Abdication and Capitulation, Not “Compromise,” on Warrantless Surveillance
The details of the “compromise” reached between Senator Specter and the Bush Administration have recently come to light, and it’s not too soon to voice opposition. Professor Balkin says it better than I can:
In short, if this bill is passed in its present form, it would seem to give the Executive everything it could possibly dream of– a lax method of oversight and the possibility of ignoring that oversight whenever the President chooses. The NSA can (1) engage in ongoing electronic surveillance within FISA with indefinite 90 day renewals, (2) engage in electronic surveillance without even seeking a court order for a year, and finally (3) under section 801, engage in electronic surveillance outside of FISA under the President’s constitutional authority to collect foreign intelligence surveillance.
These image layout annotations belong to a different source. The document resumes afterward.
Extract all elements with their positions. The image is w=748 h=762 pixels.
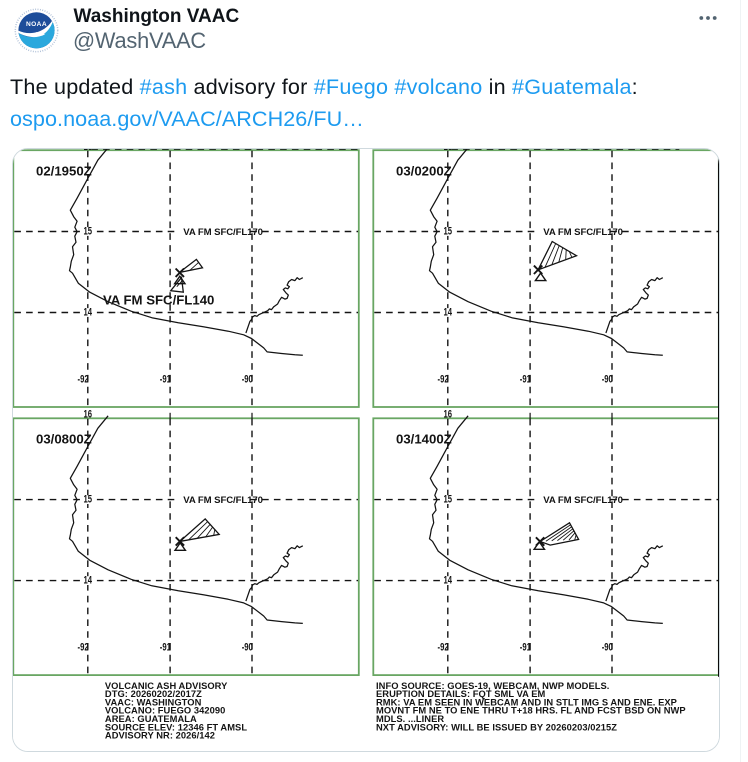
- svg-text:14: 14: [84, 306, 93, 317]
- svg-text:-92: -92: [78, 641, 89, 652]
- svg-text:INFO SOURCE: GOES-19, WEBCAM,: INFO SOURCE: GOES-19, WEBCAM, NWP MODELS…: [376, 681, 609, 691]
- svg-text:VA FM SFC/FL170: VA FM SFC/FL170: [543, 495, 623, 506]
- svg-text:-90: -90: [602, 373, 613, 384]
- svg-text:SOURCE ELEV: 12346 FT AMSL: SOURCE ELEV: 12346 FT AMSL: [105, 722, 247, 732]
- svg-text:-92: -92: [438, 641, 449, 652]
- svg-text:RMK: VA EM SEEN IN WEBCAM AND: RMK: VA EM SEEN IN WEBCAM AND IN STLT IM…: [376, 697, 677, 707]
- svg-text:VA FM SFC/FL170: VA FM SFC/FL170: [183, 495, 263, 506]
- svg-text:15: 15: [444, 225, 453, 236]
- svg-text:-91: -91: [160, 373, 171, 384]
- svg-text:14: 14: [444, 306, 453, 317]
- svg-text:NOAA: NOAA: [26, 21, 47, 28]
- svg-text:AREA: GUATEMALA: AREA: GUATEMALA: [105, 714, 197, 724]
- svg-text:VA FM SFC/FL170: VA FM SFC/FL170: [543, 227, 623, 238]
- svg-text:16: 16: [84, 149, 93, 152]
- svg-text:03/0200Z: 03/0200Z: [396, 163, 452, 178]
- svg-text:16: 16: [444, 408, 453, 419]
- svg-text:-92: -92: [78, 373, 89, 384]
- svg-text:03/1400Z: 03/1400Z: [396, 432, 452, 447]
- svg-text:15: 15: [84, 493, 93, 504]
- svg-text:MOVNT FM NE TO ENE THRU T+18 H: MOVNT FM NE TO ENE THRU T+18 HRS. FL AND…: [376, 706, 686, 716]
- svg-text:14: 14: [84, 574, 93, 585]
- svg-text:-91: -91: [160, 641, 171, 652]
- svg-text:-91: -91: [520, 373, 531, 384]
- svg-text:-90: -90: [242, 373, 253, 384]
- svg-text:-92: -92: [438, 373, 449, 384]
- svg-text:-90: -90: [242, 641, 253, 652]
- svg-text:VOLCANIC ASH ADVISORY: VOLCANIC ASH ADVISORY: [105, 681, 228, 691]
- svg-text:VAAC: WASHINGTON: VAAC: WASHINGTON: [105, 697, 202, 707]
- svg-text:NXT ADVISORY: WILL BE ISSUED B: NXT ADVISORY: WILL BE ISSUED BY 20260203…: [376, 722, 617, 732]
- svg-text:15: 15: [444, 493, 453, 504]
- svg-text:16: 16: [444, 149, 453, 152]
- svg-text:-91: -91: [520, 641, 531, 652]
- svg-text:03/0800Z: 03/0800Z: [36, 432, 92, 447]
- svg-text:02/1950Z: 02/1950Z: [36, 163, 92, 178]
- svg-text:-90: -90: [602, 641, 613, 652]
- svg-text:14: 14: [444, 574, 453, 585]
- svg-text:16: 16: [84, 408, 93, 419]
- svg-text:VA FM SFC/FL170: VA FM SFC/FL170: [183, 227, 263, 238]
- svg-text:DTG: 20260202/2017Z: DTG: 20260202/2017Z: [105, 689, 202, 699]
- svg-text:MDLS. ...LINER: MDLS. ...LINER: [376, 714, 444, 724]
- svg-text:15: 15: [84, 225, 93, 236]
- svg-text:ADVISORY NR: 2026/142: ADVISORY NR: 2026/142: [105, 731, 215, 741]
- svg-text:VA FM SFC/FL140: VA FM SFC/FL140: [103, 293, 214, 308]
- svg-text:ERUPTION DETAILS: FQT SML VA E: ERUPTION DETAILS: FQT SML VA EM: [376, 689, 546, 699]
- svg-text:VOLCANO: FUEGO 342090: VOLCANO: FUEGO 342090: [105, 706, 225, 716]
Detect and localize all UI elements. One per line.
Barely two weeks after Hamdan, which appeared to be the most important separation of powers decision in our generation, the Executive is about to get back everything it lost in that decision, and more. In Hamdan, the Supreme Court gave the ball to Congress, hoping for a bit of oversight, and Senator Specter has just punted.
The bill is a sneaky sham that would place the imprimatur of the Congress on the sweeping claims of “inherent” presidential power made by the Bush administration. It purports to expand judicial review of warrantless electronic surveillance of United States citizens, but it places that review in a secret court where, as I read the bill and the existing FISA, Department of Justice lawyers will be allowed to argue in favor of the program’s legality, but all other lawyers will be barred. It’s an outrage.